- Novo Selo na Dravi Location within Croatia
- Coordinates: 46°19′52″N 16°25′59″E﻿ / ﻿46.33111°N 16.43306°E
- Country: Croatia
- County: Međimurje County
- Municipality: Čakovec

Area
- • Total: 1.4 km^{2} (0.54 sq mi)

Population (2021)
- • Total: 557
- • Density: 400/km^{2} (1,000/sq mi)
- Time zone: UTC+1 (CET)
- • Summer (DST): UTC+2 (CEST)
- Postal code: 40000 Čakovec
- Area code: 040

= Novo Selo na Dravi =

Novo Selo na Dravi (/hr/; Drávaújfalu) is a village in Međimurje County, Croatia.

The village is located in the south-western part of Međimurje County, near Lake Varaždin, and is administratively part of the wider area of the county seat, Čakovec. It is located around 8 kilometres from the centre of the city. Novo Selo na Dravi is connected with the village of Totovec, while other nearby villages include Šandorovec and Kuršanec. The centre of Varaždin, the county seat of Varaždin County, is located around 10 kilometres from Novo Selo na Dravi. The population of the village in the 2011 census was 634. The etymology of the village comes from Slavic languages meaning new village, Novo Selo.

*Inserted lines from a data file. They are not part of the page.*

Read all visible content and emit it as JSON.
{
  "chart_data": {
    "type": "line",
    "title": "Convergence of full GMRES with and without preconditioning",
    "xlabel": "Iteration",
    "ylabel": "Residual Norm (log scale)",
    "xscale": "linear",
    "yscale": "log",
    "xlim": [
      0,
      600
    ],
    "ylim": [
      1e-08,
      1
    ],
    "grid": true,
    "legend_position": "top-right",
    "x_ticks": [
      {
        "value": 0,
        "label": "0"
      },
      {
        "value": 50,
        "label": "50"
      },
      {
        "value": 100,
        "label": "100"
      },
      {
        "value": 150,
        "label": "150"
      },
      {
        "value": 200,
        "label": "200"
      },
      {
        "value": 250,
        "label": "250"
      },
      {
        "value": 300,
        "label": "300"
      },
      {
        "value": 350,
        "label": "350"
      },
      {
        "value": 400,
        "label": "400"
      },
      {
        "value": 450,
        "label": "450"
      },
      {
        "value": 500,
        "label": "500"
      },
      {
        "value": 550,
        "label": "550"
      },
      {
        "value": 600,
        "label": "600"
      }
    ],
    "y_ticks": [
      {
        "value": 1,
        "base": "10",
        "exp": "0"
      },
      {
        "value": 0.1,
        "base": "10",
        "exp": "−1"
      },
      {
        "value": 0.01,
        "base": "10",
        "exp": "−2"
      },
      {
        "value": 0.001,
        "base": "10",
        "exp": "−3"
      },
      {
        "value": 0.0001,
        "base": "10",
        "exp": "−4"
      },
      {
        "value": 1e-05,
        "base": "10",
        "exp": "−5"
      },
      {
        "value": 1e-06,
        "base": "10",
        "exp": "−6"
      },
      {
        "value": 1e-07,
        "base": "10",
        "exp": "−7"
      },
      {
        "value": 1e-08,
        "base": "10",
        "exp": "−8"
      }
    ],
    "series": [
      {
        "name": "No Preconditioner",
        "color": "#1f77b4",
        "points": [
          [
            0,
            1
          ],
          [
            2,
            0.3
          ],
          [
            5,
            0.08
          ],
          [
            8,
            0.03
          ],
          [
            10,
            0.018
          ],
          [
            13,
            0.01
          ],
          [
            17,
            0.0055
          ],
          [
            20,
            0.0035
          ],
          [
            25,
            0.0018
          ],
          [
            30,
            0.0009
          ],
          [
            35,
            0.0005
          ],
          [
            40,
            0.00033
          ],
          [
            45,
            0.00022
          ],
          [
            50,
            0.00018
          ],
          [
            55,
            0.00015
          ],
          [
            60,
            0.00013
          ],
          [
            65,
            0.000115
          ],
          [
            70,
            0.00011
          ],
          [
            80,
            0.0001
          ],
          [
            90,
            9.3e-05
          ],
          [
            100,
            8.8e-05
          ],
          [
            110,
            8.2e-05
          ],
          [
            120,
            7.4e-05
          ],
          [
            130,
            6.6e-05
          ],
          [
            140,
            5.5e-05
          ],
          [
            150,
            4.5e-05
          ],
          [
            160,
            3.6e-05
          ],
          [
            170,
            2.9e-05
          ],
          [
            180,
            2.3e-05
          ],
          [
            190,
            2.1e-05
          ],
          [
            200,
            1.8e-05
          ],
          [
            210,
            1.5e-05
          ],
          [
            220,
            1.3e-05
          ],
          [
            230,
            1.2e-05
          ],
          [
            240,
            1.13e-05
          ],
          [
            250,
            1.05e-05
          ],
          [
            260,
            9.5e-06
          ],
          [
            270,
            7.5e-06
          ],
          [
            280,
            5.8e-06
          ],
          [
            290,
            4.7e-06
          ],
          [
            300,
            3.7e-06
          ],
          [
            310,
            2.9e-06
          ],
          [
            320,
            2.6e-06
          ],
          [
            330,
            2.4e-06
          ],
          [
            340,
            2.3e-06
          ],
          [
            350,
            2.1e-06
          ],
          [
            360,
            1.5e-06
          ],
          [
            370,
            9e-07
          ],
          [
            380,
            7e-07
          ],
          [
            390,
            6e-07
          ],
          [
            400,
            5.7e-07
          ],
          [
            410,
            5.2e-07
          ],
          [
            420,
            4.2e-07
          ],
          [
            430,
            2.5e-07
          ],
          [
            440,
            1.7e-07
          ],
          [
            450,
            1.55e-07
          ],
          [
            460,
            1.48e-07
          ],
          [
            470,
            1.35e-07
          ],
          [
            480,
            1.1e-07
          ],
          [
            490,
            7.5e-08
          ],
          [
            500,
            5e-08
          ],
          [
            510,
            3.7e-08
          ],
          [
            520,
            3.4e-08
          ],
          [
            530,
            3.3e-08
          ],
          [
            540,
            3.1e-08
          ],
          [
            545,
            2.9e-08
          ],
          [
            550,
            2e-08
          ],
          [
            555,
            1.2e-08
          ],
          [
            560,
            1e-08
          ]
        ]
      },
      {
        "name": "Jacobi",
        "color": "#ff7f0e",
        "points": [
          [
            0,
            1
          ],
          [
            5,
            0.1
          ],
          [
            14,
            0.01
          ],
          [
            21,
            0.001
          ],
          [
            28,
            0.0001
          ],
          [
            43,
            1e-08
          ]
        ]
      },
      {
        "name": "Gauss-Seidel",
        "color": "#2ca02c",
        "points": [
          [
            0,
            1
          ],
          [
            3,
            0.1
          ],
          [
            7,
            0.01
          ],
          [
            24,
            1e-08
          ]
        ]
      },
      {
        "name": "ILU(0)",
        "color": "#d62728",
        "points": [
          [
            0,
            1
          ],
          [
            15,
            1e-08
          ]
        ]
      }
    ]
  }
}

The village was known as Novo Selo until the 1948 census. In the 1857 census, it had a population of 217. By the 1900s, it was predominantly populated by Croats. In the 1910 census, it was considered part of the wider area of Varaždin. Between 1941 and 1945, it was part of Hungary, which annexed the entire Međimurje region at the time. The current name was first mentioned as the official name of the village in the 1953 census, presumably to differentiate it from Novo Selo Rok. Since the 1950s, the population of the village was constantly around 600.